By midsummer in 1919, all was complete, but Orr was not prepared to settle for such a small-scale facility and continued to push for a properly equipped new research institute. And finally, the Government agreed to pay half the costs.
This was crucial work in improving health
As for the rest, he soon put his persuasive powers to good use when he was introduced to John Quiller Rowett, a businessman and director of a wine and spirit merchants in London which had profited substantially from the war.
Rowett was impressed by Orr’s ambitions for the nationally important functions that an enlarged research institute would serve and his donation of £20,000 allowed the purchase of 41 acres of land at Bucksburn for the project to be built on and also contributed towards the cost of the buildings.
The money was donated with one crucial stipulation from Rowett: “If any work done at the Institute on animal nutrition were found to have a bearing on human nutrition, the Institute would be allowed to follow up this work.”
By September 1922, the construction was nearly complete. But when Orr learned that Queen Mary had agreed to travel from Balmoral to conduct a formal opening, a last-minute rush ensued as the facilities were far from ready for such a ceremony.
Importantly, there was not an adequate complement of animals available to fill the uncompleted pens. According to contemporary reports, the Queen said during the ceremony that the sheep looked tired.
She was right – they had been travelling all night.
Orr’s research proved link between poverty, poor diet and ill-health
Professor Peter Morgan, director of the Rowett from 1999 to 2021, said: “As a medic, Orr was able to run his own research interests in parallel with the research the Institute was originally set up to undertake.
“In the late 1920s, he began to look at the relationship between poverty, food and optimal health. His research changed our understanding of the relationship between diet and health – he was the first scientist to show that there was a link between poverty, poor diet and ill-health.”
Orr set up experiments on the value of milk to school children and discerned there was a marked improvement in their health and growth, particularly among those from the poorest households.
This underpinned a parliamentary bill to provide school children with free milk and spurred his desire for ‘a comprehensive food and agricultural policy based on human needs’, for which he lobbied hard throughout the early 1930s.

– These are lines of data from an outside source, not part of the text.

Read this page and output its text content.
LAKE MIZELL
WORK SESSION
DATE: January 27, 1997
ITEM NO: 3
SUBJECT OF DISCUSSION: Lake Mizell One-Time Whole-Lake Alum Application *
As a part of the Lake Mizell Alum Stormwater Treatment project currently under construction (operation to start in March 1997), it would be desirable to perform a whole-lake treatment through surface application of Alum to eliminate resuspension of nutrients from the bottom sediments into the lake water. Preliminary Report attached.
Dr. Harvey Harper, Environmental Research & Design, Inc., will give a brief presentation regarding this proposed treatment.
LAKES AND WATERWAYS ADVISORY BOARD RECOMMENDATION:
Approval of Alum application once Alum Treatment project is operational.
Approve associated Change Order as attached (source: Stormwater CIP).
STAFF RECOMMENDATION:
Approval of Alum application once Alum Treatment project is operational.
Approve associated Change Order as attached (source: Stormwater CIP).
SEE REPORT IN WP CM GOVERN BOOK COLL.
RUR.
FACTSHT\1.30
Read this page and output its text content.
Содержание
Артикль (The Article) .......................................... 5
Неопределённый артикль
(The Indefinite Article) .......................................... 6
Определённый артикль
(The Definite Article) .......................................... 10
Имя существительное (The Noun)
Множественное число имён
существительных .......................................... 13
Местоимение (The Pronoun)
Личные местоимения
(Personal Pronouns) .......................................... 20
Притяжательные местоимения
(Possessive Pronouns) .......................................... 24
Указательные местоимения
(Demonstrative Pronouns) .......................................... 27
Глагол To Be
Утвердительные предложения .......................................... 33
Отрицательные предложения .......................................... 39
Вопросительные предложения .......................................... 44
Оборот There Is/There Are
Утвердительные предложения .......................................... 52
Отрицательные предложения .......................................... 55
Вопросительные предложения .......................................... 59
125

To support this, Orr led a study on ‘Food health and Income’, which classified the UK population into six groups according to income and then estimated the adequacy of the diet consumed in each of the groups. It showed that more than one third of the population was too poor to purchase an adequate selection of foods to maintain health.
So great was the interest in the 1936 study that the Carnegie Trust gave the Rowett a grant of £15,000 to carry out a wider investigation.
More than a thousand families took part across Scotland and England between 1937 and 1939. Detailed information was gathered on the socioeconomic status of each household and diet and data analysis was in progress at the Rowett when war broke out.
Orr, who had been knighted in 1935, joined a committee advising the Government on food policy and despite acute food shortages, their work ensured that women and children of the poorer classes were healthier at the end of the war than at the beginning.
In 1945, he retired from the Rowett and briefly served as an independent MP for the Scottish Universities before resigning the position in the following year to concentrate on his nutrition advocacy work.
At the end of the 1940s, his achievements were formally recognised. In 1949 he became a Freeman of the City of Aberdeen and was awarded the Nobel Peace Prize.
His last public engagement came in 1970 when he opened a large extension to the Rowett’s laboratory facilities and he died in June 1971 at his home in Angus.
But what a legacy he has left behind.